Coping with Depression, Anxiety, or PTSD from a Spinal Cord Injury

Coping with Depression, Anxiety, or PTSD from a Spinal Cord Injury

A spinal cord injury (SCI) is a life-changing event that can cause depression, anxiety, and post-traumatic stress disorder (PTSD) in individuals. Coping with these mental health challenges can be extremely difficult, but it is possible with the right strategies and support. 


Depression is common after suffering a spinal cord injury (SCI). The sudden change in physical abilities, loss of independence, and challenges associated with rehabilitation can all contribute to feelings of sadness and hopelessness. 

Here are some strategies that may help:

Seek Professional Counseling

A mental health professional can provide support, guidance, and counseling. In addition, they may recommend cognitive-behavioral therapy (CBT) and/or antidepressant medication.

Stay Connected

Isolation and loneliness can contribute to depression. Therefore, it is important to stay connected with friends and family, join support groups, or engage in online communities to avoid these feelings.


Low-impact physical exercise can help reduce symptoms of depression. A physical therapist can develop an exercise program that suits your abilities.

Practice Self-Care

Engage in activities that you enjoy and find relaxing, such as taking a warm bath, listening to music, or reading a book.


Anxiety is another common mental health challenge for people with SCIs.
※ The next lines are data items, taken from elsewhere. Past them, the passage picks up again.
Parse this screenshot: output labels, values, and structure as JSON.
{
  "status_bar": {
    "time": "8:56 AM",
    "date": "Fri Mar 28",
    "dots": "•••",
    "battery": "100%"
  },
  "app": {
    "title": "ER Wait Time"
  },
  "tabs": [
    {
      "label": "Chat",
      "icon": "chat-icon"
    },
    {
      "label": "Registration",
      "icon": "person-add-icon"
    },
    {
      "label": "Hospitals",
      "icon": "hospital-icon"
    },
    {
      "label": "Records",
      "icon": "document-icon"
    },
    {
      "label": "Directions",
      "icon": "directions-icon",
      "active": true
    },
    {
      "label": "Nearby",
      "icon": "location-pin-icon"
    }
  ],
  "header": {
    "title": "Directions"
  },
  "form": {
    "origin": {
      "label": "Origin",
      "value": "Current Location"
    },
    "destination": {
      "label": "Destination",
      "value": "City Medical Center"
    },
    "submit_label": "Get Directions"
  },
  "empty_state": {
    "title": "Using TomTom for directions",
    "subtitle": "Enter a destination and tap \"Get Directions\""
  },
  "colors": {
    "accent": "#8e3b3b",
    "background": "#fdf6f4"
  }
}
Anxiety can manifest as worry, fear, and panic attacks, and when it becomes excessive or persistent, it can interfere with daily life. Here are some strategies that may help you cope with anxiety:

Practice Relaxation Techniques

Deep breathing, meditation, or progressive muscle relaxation can help reduce symptoms.

Identify Triggers

Identify situations or events that trigger your anxiety and try to avoid them. If avoidance is not possible, work with a mental health professional to develop coping strategies for those triggers.

Challenge Negative Thoughts

Anxiety can be fueled by negative thoughts. Learn to challenge these thoughts by asking yourself if they are accurate, helpful, or rational.

Develop a Routine

Establishing a daily routine can help reduce anxiety by providing structure and predictability.


For people with SCIs, the trauma of the injury or how it occurred and the associated challenges can contribute to PTSD. The condition can cause distressing symptoms such as flashbacks, nightmares, intrusive thoughts, avoidance behavior, and hypervigilance. Here are some coping mechanisms that may help:

Seek Professional Help

A qualified mental health professional can help you process your emotions, identify triggers, and develop strategies to help your symptoms. Several types of treatment can be used to treat PTSD, including cognitive-behavioral therapy (CBT), eye movement desensitization and reprocessing (EMDR), exposure therapy which gradually exposes you to the traumatic event in a safe and controlled environment, and medications. 

Practice Self-Care

Yoga, listening to music, reading a book, and meditation can help.

Participate in Physical Activities

Engaging in activities that you enjoy that are safe and appropriate for your level of injury can help boost your mood and overall well-being.

It is important to note that not all treatments or strategies work for everyone, and it may take time to find the right approach that works best for an individual.